No todo ha sido un camino de rosas. De hecho, aprendemos alumnos y profesores a marchas forzadas. Para empezar, en los primeros días de clase los abrumamos con tal cantidad de tareas obsesionados con que aprovechasen el tiempo, que las lágrimas les anegaban los ojos como si se enfrentasen al último examen de sus vidas. Además, tenemos mucho que aprender. Dar clase frente a una cámara nos roba esa información crucial de los silenciosos rostros del público: se duermen, se aburren, no entienden, les gusta, se ríen, se sorprenden… No hay más que muñequitos vacíos al otro lado, porque las conexiones de muchos alumnos no soportan tener siempre el vídeo encendido. Así que no paramos de preguntar si nos siguen, si se entiende, si aprenden… porque el resultado de la clase no es solo si los requerimientos técnicos funcionaron correctamente.
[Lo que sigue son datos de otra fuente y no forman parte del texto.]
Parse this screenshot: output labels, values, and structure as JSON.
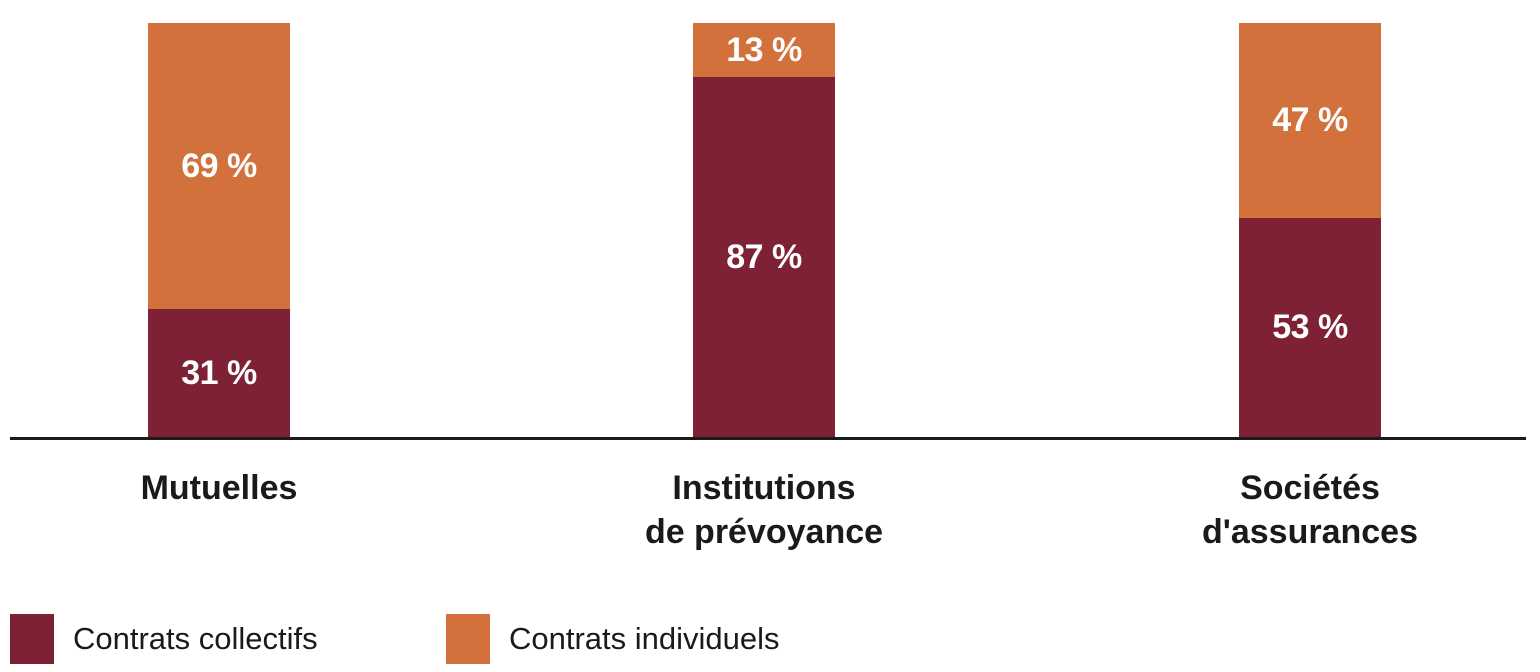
{
  "chart_data": {
    "type": "bar",
    "stacked": true,
    "percent_stacked": true,
    "title": "",
    "xlabel": "",
    "ylabel": "",
    "ylim": [
      0,
      100
    ],
    "grid": false,
    "axis_color": "#1a1a1a",
    "value_suffix": " %",
    "categories": [
      "Mutuelles",
      "Institutions de prévoyance",
      "Sociétés d'assurances"
    ],
    "category_lines": [
      [
        "Mutuelles"
      ],
      [
        "Institutions",
        "de prévoyance"
      ],
      [
        "Sociétés",
        "d'assurances"
      ]
    ],
    "series": [
      {
        "name": "Contrats collectifs",
        "color": "#7e2134",
        "values": [
          31,
          87,
          53
        ]
      },
      {
        "name": "Contrats individuels",
        "color": "#d2713c",
        "values": [
          69,
          13,
          47
        ]
      }
    ],
    "value_labels": [
      [
        "31 %",
        "87 %",
        "53 %"
      ],
      [
        "69 %",
        "13 %",
        "47 %"
      ]
    ],
    "legend_position": "bottom-left"
  },
  "legend": {
    "items": [
      {
        "label": "Contrats collectifs",
        "color": "#7e2134"
      },
      {
        "label": "Contrats individuels",
        "color": "#d2713c"
      }
    ]
  },
  "colors": {
    "background": "#ffffff",
    "bar_value_text": "#ffffff",
    "category_text": "#1a1a1a",
    "axis": "#1a1a1a"
  }
}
Hay contras. Y nada nos apetece más que volver a las aulas. De hecho, estoy convencida de que el primer día de libertad, que será un lunes, allí estarán todos como un clavo a las 8, más felices de lo que nunca estuvieron. Pero volverán cambiados y mejores, porque en este tiempo de confinamiento han descubierto algo que no conocían: una enorme capacidad de autonomía, una sorprendente iniciativa propia, la gestión adecuada de su tiempo, una mejor organización de su vida y un amor por los estudios, aunque solo sea para salir de la desidia, que valorarán ya por siempre. Son la “generación coronavirus” y serán aún mejor de lo que eran.